Commodities analyst John Barone, president and CEO of MarketVision Inc., cites those and other unanticipated reasons for the current volatility in the market.

“A multi-year drought in the western half of the U.S., the pandemic, and Russia’s invasion of Ukraine, plus COVID-19, just about crushed everyone except for amazon.com and pizza takeout,” he says. “In the spring of 2020, businesses were forced to close down, and many filed for bankruptcy. Restaurant and supplier employees moved to other industries. Then, when the flood of pent-up consumer demand arrived in the spring of 2021, no one could handle it. There were capacity issues and shortages at every level of the supply chain.”

But, he says, the biggest cost-side issue has been the price per gallon of diesel fuel. On June 14, it reached a record-high national average of $5.78 per gallon, up 79.5% from $3.22 a year ago.

“Fuel increases are rippling across the supply chain as raw goods move to manufacturers and processors, then to distribution, and then to restaurants,” he says. “When Russia invaded Ukraine on Feb. 24, diesel was still $4.10.”

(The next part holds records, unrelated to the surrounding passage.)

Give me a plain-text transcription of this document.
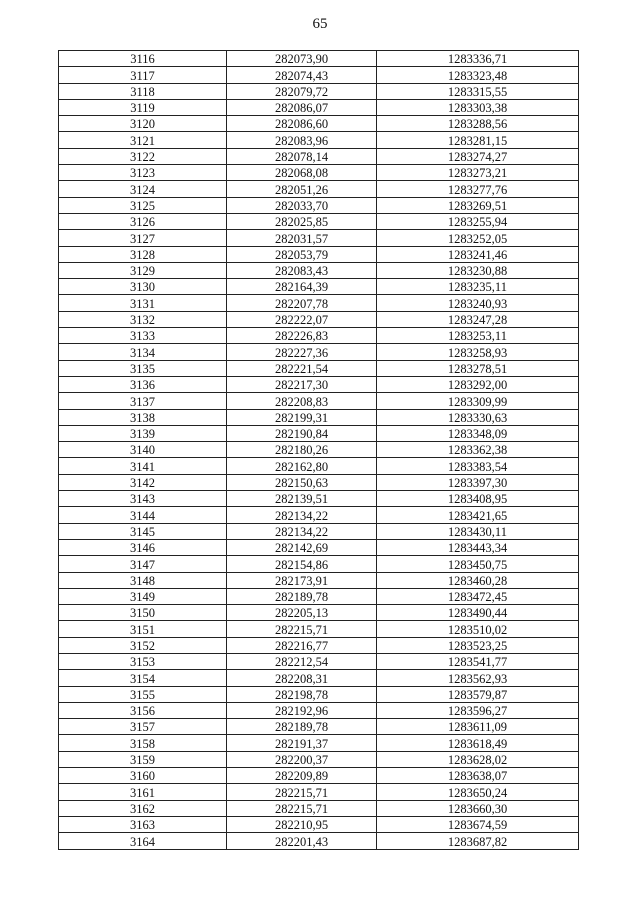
65
3116	282073,90	1283336,71
3117	282074,43	1283323,48
3118	282079,72	1283315,55
3119	282086,07	1283303,38
3120	282086,60	1283288,56
3121	282083,96	1283281,15
3122	282078,14	1283274,27
3123	282068,08	1283273,21
3124	282051,26	1283277,76
3125	282033,70	1283269,51
3126	282025,85	1283255,94
3127	282031,57	1283252,05
3128	282053,79	1283241,46
3129	282083,43	1283230,88
3130	282164,39	1283235,11
3131	282207,78	1283240,93
3132	282222,07	1283247,28
3133	282226,83	1283253,11
3134	282227,36	1283258,93
3135	282221,54	1283278,51
3136	282217,30	1283292,00
3137	282208,83	1283309,99
3138	282199,31	1283330,63
3139	282190,84	1283348,09
3140	282180,26	1283362,38
3141	282162,80	1283383,54
3142	282150,63	1283397,30
3143	282139,51	1283408,95
3144	282134,22	1283421,65
3145	282134,22	1283430,11
3146	282142,69	1283443,34
3147	282154,86	1283450,75
3148	282173,91	1283460,28
3149	282189,78	1283472,45
3150	282205,13	1283490,44
3151	282215,71	1283510,02
3152	282216,77	1283523,25
3153	282212,54	1283541,77
3154	282208,31	1283562,93
3155	282198,78	1283579,87
3156	282192,96	1283596,27
3157	282189,78	1283611,09
3158	282191,37	1283618,49
3159	282200,37	1283628,02
3160	282209,89	1283638,07
3161	282215,71	1283650,24
3162	282215,71	1283660,30
3163	282210,95	1283674,59
3164	282201,43	1283687,82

Barone further notes that the bird flu outbreak has upended the supply chain as well. As of June 10, it’s led to the culling of 31.4 million egg layers, 5.5 million turkeys and 2.4 million broilers. And, more bad news: the USDA raised its 2022 large egg price forecast from $1.36 per dozen to $1.92.

All of this chaos is putting intense pressure on the industry, says Anissa Mandell-Chance, Focus Brand's senior vice president of Supply Chain.

"Because food, fuel, labor, and other costs are up, they all contribute to margin erosion. We're a franchise organization, and our franchisees are primarily small business owners," she says. "There's only so much businesses can insulate before having to pass on some of those increased costs to the consumer. It's a delicate balance for restaurants to focus on daily operations, manage costs, and drive traffic in this difficult environment."

Mandell-Chance also offers the following suggestions to manage some of the ongoing supply chain issues. 

  • Streamline menus. Look for opportunities to simplify and reduce operational complexity. Focus on executing top menu mix items well, since they drive sales. Get creative with your culinary team to determine whether you can use existing ingredients to fuel the innovation pipeline vs. introducing new products or suppliers. Also, make tough and timely decisions on what to remove from the menu.
  • Be transparent with customers when removing menu items. It's OK to tell customers you're not offering certain items. Typically, they'll trade for something you do serve. But, remember to share that information with them on your websites or apps. Now, more than ever, customers will understand due to the myriad supply availability issues foodservice and retail operations are facing.

"There's no panacea; we're not going to be able to wave a magic wand and fix the macro issues quickly," she says. "It will take time, but it will get better."